Раннее, после Песаха, Деби и Довэле выехали в Кохоли. По дороге она увидела полосы кожи, окаймляющие усадьбу, на которых было написано «Не пропадай». Она остановилась, погладила полосы и сказала: «Сумасшедший», – то, что говорят все девушки во все времена. Но тут же впала ярость. «Да, оставь ты меня в покое», – кипятилась она, цедя эти слова сквозь зубы.
Внезапно возник Ахав с улыбкой побежденного: «Видела?»
«Да», – сказала она голосом, который не допускал никакого сближения.
«Деби…» – начал он.
Она подняла палец: «Не проси и не жалуйся». И он замолк. Ко всему, как ему казалось, он приготовился, только не к такому отпору. Приказ ее был подобен ловушке: если ты просишь и жалуешься, ты не мужчина, и ты меня потерял.
Деби и ее брат удалялись, идя за телегой, нагруженной доверху. Ахав еще успел увидеть ее взбирающейся на телегу, когда они перешли на удобренную равнину. Деби не оглядывалась, хотя чувствовала, что он не спускает с нее глаз. Теперь она сама не знала, почему не могла терпеть это существо. Может быть, потому, что он отталкивал ее своей беспомощностью, неисполнением своего долга, или своей сильной сжигающей его любовью к ней?
Знаю ли я вообще о том, что мной управляет? удивленно думала про себя Деби, пытаясь самой себе ответить, понять себя. Может быть, если она это поймет, то сможет овладеть теми неощутимыми, но управляющими ею вещами, захватившими ее душу.

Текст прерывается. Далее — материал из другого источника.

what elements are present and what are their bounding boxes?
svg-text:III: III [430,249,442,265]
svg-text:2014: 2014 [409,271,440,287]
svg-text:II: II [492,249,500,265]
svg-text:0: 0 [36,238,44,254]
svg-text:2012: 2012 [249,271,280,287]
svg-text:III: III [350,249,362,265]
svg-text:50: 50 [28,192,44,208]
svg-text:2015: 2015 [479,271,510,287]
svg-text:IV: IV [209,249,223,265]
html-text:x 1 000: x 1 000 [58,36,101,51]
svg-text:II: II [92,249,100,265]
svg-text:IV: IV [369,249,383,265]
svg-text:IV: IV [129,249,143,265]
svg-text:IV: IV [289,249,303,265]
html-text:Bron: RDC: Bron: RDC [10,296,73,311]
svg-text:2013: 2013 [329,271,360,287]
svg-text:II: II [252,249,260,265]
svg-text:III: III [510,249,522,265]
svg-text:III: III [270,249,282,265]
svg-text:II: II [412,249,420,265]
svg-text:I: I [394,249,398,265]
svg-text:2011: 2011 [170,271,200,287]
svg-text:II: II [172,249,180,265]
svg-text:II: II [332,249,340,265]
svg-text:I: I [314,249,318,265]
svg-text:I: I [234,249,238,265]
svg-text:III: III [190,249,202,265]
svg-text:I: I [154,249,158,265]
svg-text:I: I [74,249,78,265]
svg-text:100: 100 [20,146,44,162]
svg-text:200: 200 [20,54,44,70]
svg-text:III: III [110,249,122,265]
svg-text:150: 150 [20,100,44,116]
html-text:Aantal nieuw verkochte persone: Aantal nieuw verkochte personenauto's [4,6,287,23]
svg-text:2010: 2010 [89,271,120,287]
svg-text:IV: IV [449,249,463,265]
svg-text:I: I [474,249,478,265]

Внезапно ее окатила волна страха и одиночества.
Отец ее Гади тоже пребывал в удивлении: когда она успела превратиться в такую красавицу? Когда стала такой решительной? Как это все возникло вокруг него? Эта женственность и мягкость, разбивающая сердца, удивительный свет ее души, чудная твердая грудь. Опущенный взгляд, мягкий и нежный голос, податливый свет зеленых глаз. И такая твердость решений, такая воля? Откуда это?
Вернулись они домой, Деби и Довэле, из Кохоли в канун субботы.
Тоска по дому после недели отсутствия просто съедала ее.
Городские парни, которые, она надеялась в тайне сердца, обратят на нее внимание, не стоили этого. Были и такие, которые ее интересовали, но она была абсолютно лишена умения общаться с людьми, и понимала, что их интересует лишь переспать с ней, заставить ее потерять голову, а затем плакать над собственной глупостью.
Ахав ожидал на усадьбе еще день-два, и на утро в пятницу принял решение. Он попрощался с Дуди и Эти, которые выглядели накрепко связанными друг с другом и с трудом соображали, что происходит вокруг. Он поблагодарил Малку и Гади. Сказал Малке, что счастьем было бы для него удостоиться такой женщины, как она.
«Удостоишься, удостоишься», – сказала Малка, уговаривая остаться, ибо он желанен здесь, в усадьбе, извинялась за поведение дочери. Но все это, сказанное искренне, и это было заранее ясно, не могло иметь успеха.
Ахав, не выполнивший огромного своего долга, упавшего на его плечи в этом странствии, хорошо знал небольшие свои долги, и потому не мог остаться там.
Он не ответил на вопрос: куда ты собираешься идти? Даже не пожал плечами. Приготовила ему Малка еду и питье на дорогу. Гади заточил ему, неудачнику, саблю, кинжал до остроты бритвы, дал ему три золотые монеты, восемь серебряных. Это была огромная сумма для молодого парня. Две тысячи долларов в пересчете на наше время. Ахав был потрясен. У него были деньги на мелкие расходы, зачем ему столько? Но Гади заупрямился. Забросил Ахав за спину рюкзак, затянул все ремни и натянул сапоги. И так как Деби уехала на северо-восток, он пошел на юго-восток.
Глава семьдесят пятая
Всю весну и лето, пять долгих месяцев, до двадцать первого дня в месяце Элул были Песах, Шедалияу, Мувияу и Тита заключены в ту тюремную камеру в скалах. Свет и воздух проникали в камеру через решетку двери. Иногда слишком много солнца, а иногда, когда был по ночам сильный холод, слишком много воздуха.